Following those stark points, I look first to the fact the Covenants state their purpose is to “create a wholesome environment for the conduction [sic] of selective manufacturing and marketing enterpris*1245es.” (emphasis added). It should be significant, therefore, that when this purpose was adopted, the conduct of a sexually oriented business was both a use permitted within the industrial park by a specific ordinance and was not a violation of any other of the City ordinances. Thus, I presume when the drafters of the Covenants adopted the wholesomeness test, they had to have known a sexually oriented business was lawfully permitted within the industrial park.

Next, neither the Board, the Mayor, nor the majority of this court cites any specific language in the Covenants to show how the use proposed by Tool Box was not permitted. Although each points to generalized justifications, nothing within the text of the Covenants makes the proposed use by Tool Box a violation of those general terms. Indeed, the Covenants are silent on sexually oriented businesses all together. Yet, the basis for the Board’s decision and the ruling of the Mayor was that Tool Box’s proposed use would not comport with the need to create a “wholesome environment,” and that it “conflicts with those types of business [sic] which are defined as ‘allowed uses’ and which advance the purposes for which the industrial park was established.” But how the connection was made between the proposed use and a violation of the Covenants is not explained by either the Board, the Mayor, or the majority.

The Covenants do not define “wholesomeness” nor do they even suggest nude dancing is not “wholesome.” Nonetheless, the Board and the Mayor decided such is the case. Under these Covenants, the determination of what is wholesome and what is not is left to the unfettered determination of the Board and the Mayor. Yet, despite the protected status of nude dancing, which the majority concedes, it appears nude dancing is unwholesome and repugnant in the City of Ogden because the Board simply said so.

The same can be said for the other reason the Board denied the Tool Box application. In what way does nude dancing conflict with the other businesses in the industrial park? Tool Box would not violate any of the named conditions the Covenants provide as impermissible business conduct. Nothing in the record suggests it would be a fire hazard, or would be “noisy,” or create illicit “vibrations” that would “injure the reputation” of other property owners. It must be, then, that the decision of the Board was based solely upon its own notions of “wholesomeness.”

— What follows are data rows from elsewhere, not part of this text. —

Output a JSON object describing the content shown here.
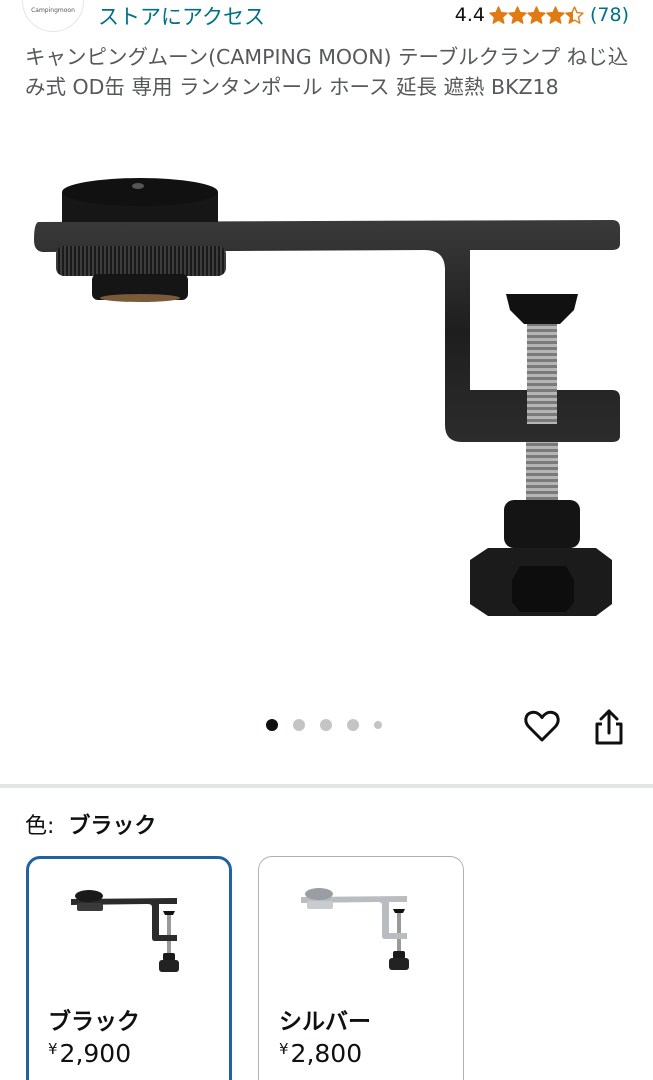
{
  "store": {
    "logo_text": "Campingmoon",
    "link_label": "ストアにアクセス",
    "rating_value": "4.4",
    "rating_stars": 4.4,
    "rating_count": "(78)",
    "star_color": "#e07a13"
  },
  "product": {
    "title": "キャンピングムーン(CAMPING MOON) テーブルクランプ ねじ込み式 OD缶 専用 ランタンポール ホース 延長 遮熱 BKZ18"
  },
  "gallery": {
    "image_count": 5,
    "active_index": 0,
    "icons": [
      "heart-icon",
      "share-icon"
    ]
  },
  "variation": {
    "label": "色:",
    "selected_value": "ブラック",
    "options": [
      {
        "name": "ブラック",
        "currency": "¥",
        "price": "2,900",
        "selected": true,
        "thumb_color": "#2b2b2b"
      },
      {
        "name": "シルバー",
        "currency": "¥",
        "price": "2,800",
        "selected": false,
        "thumb_color": "#b9bcc0"
      }
    ]
  },
  "colors": {
    "link": "#007185",
    "selected_border": "#2162a1",
    "text": "#0f1111",
    "secondary_text": "#565959"
  }
}
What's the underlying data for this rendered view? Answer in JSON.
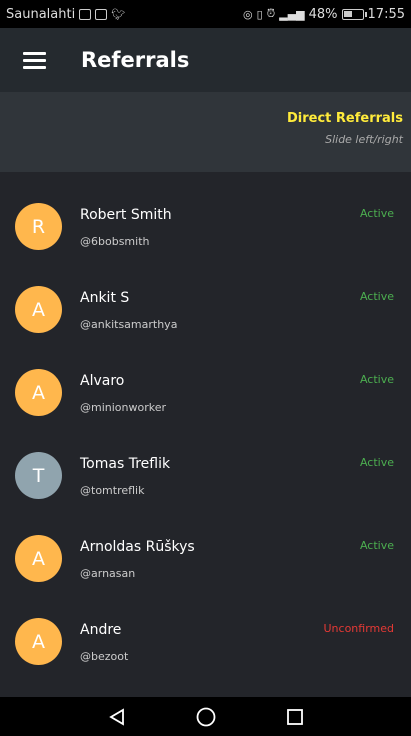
{
  "status_bar": {
    "carrier": "Saunalahti",
    "battery": "48%",
    "time": "17:55",
    "battery_level": 0.48
  },
  "header": {
    "title": "Referrals",
    "menu_icon": "hamburger-menu-icon"
  },
  "tab": {
    "label": "Direct Referrals",
    "hint": "Slide left/right"
  },
  "colors": {
    "accent": "#ffeb3b",
    "active": "#4caf50",
    "unconfirmed": "#e53935",
    "avatar_orange": "#ffb74d",
    "avatar_grey": "#90a4ae"
  },
  "referrals": [
    {
      "initial": "R",
      "name": "Robert Smith",
      "handle": "@6bobsmith",
      "status": "Active",
      "status_color": "#4caf50",
      "avatar_color": "#ffb74d"
    },
    {
      "initial": "A",
      "name": "Ankit S",
      "handle": "@ankitsamarthya",
      "status": "Active",
      "status_color": "#4caf50",
      "avatar_color": "#ffb74d"
    },
    {
      "initial": "A",
      "name": "Alvaro",
      "handle": "@minionworker",
      "status": "Active",
      "status_color": "#4caf50",
      "avatar_color": "#ffb74d"
    },
    {
      "initial": "T",
      "name": "Tomas Treflik",
      "handle": "@tomtreflik",
      "status": "Active",
      "status_color": "#4caf50",
      "avatar_color": "#90a4ae"
    },
    {
      "initial": "A",
      "name": "Arnoldas Rūškys",
      "handle": "@arnasan",
      "status": "Active",
      "status_color": "#4caf50",
      "avatar_color": "#ffb74d"
    },
    {
      "initial": "A",
      "name": "Andre",
      "handle": "@bezoot",
      "status": "Unconfirmed",
      "status_color": "#e53935",
      "avatar_color": "#ffb74d"
    }
  ],
  "nav": {
    "back_icon": "back-triangle-icon",
    "home_icon": "home-circle-icon",
    "recents_icon": "recents-square-icon"
  }
}
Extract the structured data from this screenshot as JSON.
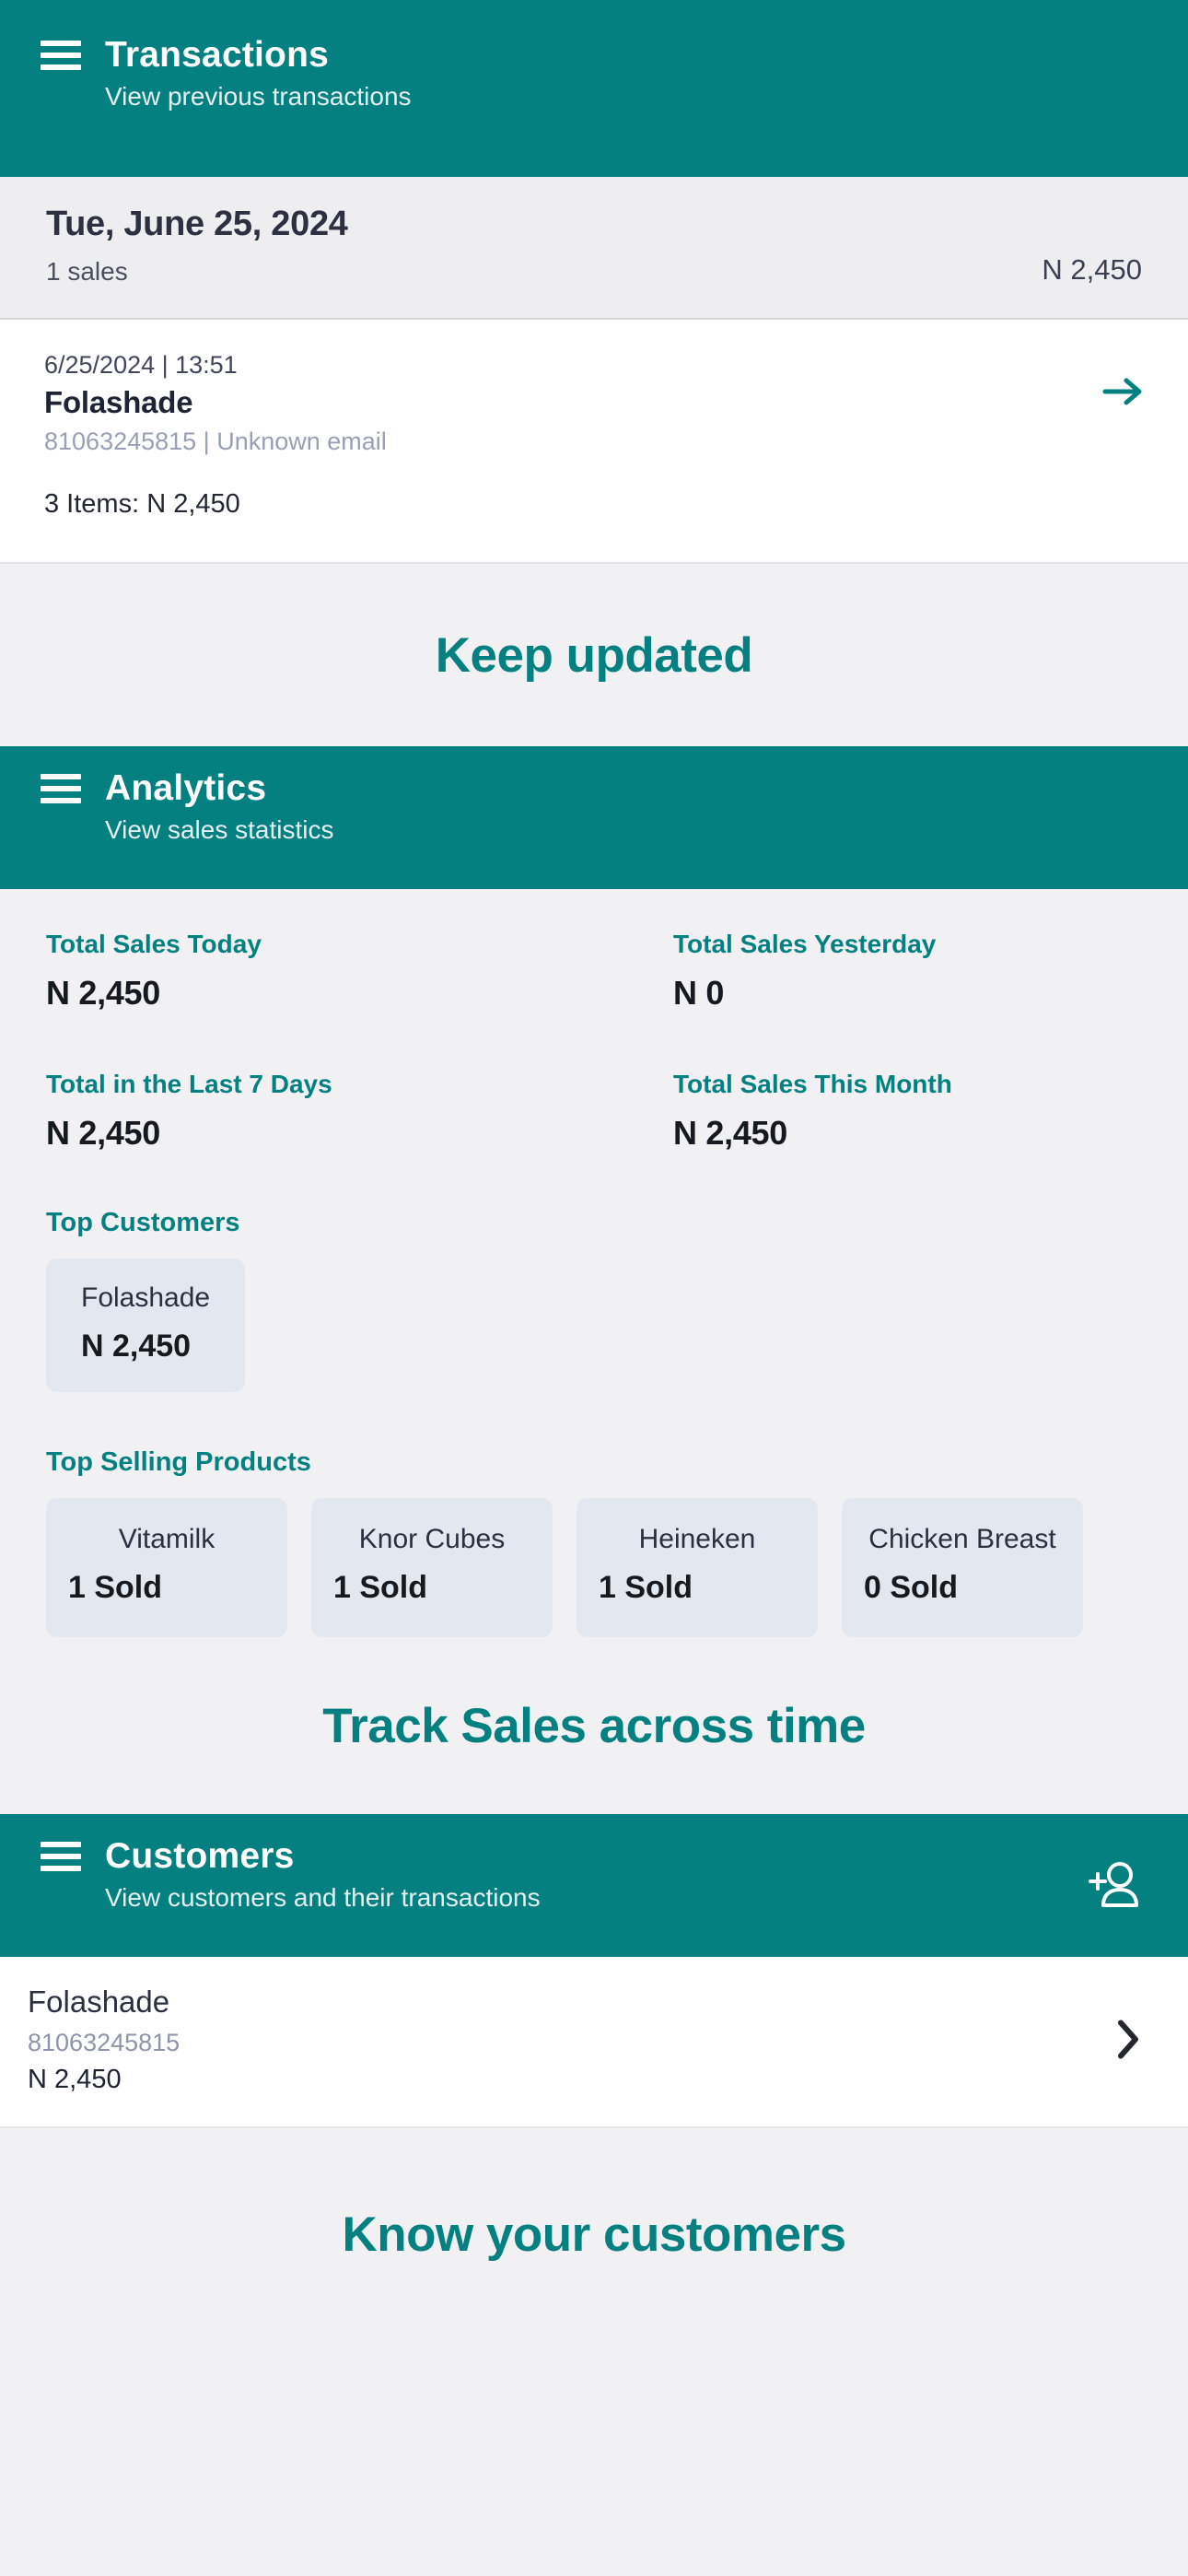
{
  "transactions": {
    "title": "Transactions",
    "subtitle": "View previous transactions",
    "menu_icon": "hamburger-icon",
    "date_group": {
      "date": "Tue, June 25, 2024",
      "sales_count": "1 sales",
      "day_total": "N 2,450"
    },
    "items": [
      {
        "datetime": "6/25/2024 | 13:51",
        "name": "Folashade",
        "contact": "81063245815 | Unknown email",
        "summary": "3 Items:  N 2,450",
        "arrow_icon": "arrow-right-icon"
      }
    ]
  },
  "promo_one": {
    "text": "Keep updated"
  },
  "analytics": {
    "title": "Analytics",
    "subtitle": "View sales statistics",
    "menu_icon": "hamburger-icon",
    "stats": [
      {
        "label": "Total Sales Today",
        "value": "N 2,450"
      },
      {
        "label": "Total Sales Yesterday",
        "value": "N 0"
      },
      {
        "label": "Total in the Last 7 Days",
        "value": "N 2,450"
      },
      {
        "label": "Total Sales This Month",
        "value": "N 2,450"
      }
    ],
    "top_customers_label": "Top Customers",
    "top_customers": [
      {
        "name": "Folashade",
        "value": "N 2,450"
      }
    ],
    "top_products_label": "Top Selling Products",
    "top_products": [
      {
        "name": "Vitamilk",
        "value": "1 Sold"
      },
      {
        "name": "Knor Cubes",
        "value": "1 Sold"
      },
      {
        "name": "Heineken",
        "value": "1 Sold"
      },
      {
        "name": "Chicken Breast",
        "value": "0 Sold"
      }
    ]
  },
  "promo_two": {
    "text": "Track Sales across time"
  },
  "customers": {
    "title": "Customers",
    "subtitle": "View customers and their transactions",
    "menu_icon": "hamburger-icon",
    "add_icon": "person-add-icon",
    "rows": [
      {
        "name": "Folashade",
        "phone": "81063245815",
        "total": "N 2,450",
        "chevron_icon": "chevron-right-icon"
      }
    ]
  },
  "promo_three": {
    "text": "Know your customers"
  },
  "colors": {
    "teal": "#058080",
    "page_bg": "#f1f1f3",
    "card_bg": "#ffffff",
    "chip_bg": "#e2e7f0",
    "muted_text": "#9aa0b4"
  }
}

Moreover, there is nothing before us to suggest the enforcement of the Covenants was for any purpose other than to stifle protected expression. Although the majority alludes to “the ‘content-neutral’ purpose of limiting the secondary effects” of nude dancing, there is nothing in the record to suggest that purpose was actually pursued.

For these reasons, as well as those set forth in the panel opinion, I must dissent. I disagree Tool Box “cannot” properly challenge the “improper purpose of stifling expression protected by the First Amendment.” Maj. Op. at 1243. While not an advocate of the values of nude dancing personally, I still find censorship by subterfuge constitutionally repugnant. I would reverse the holding of the district court.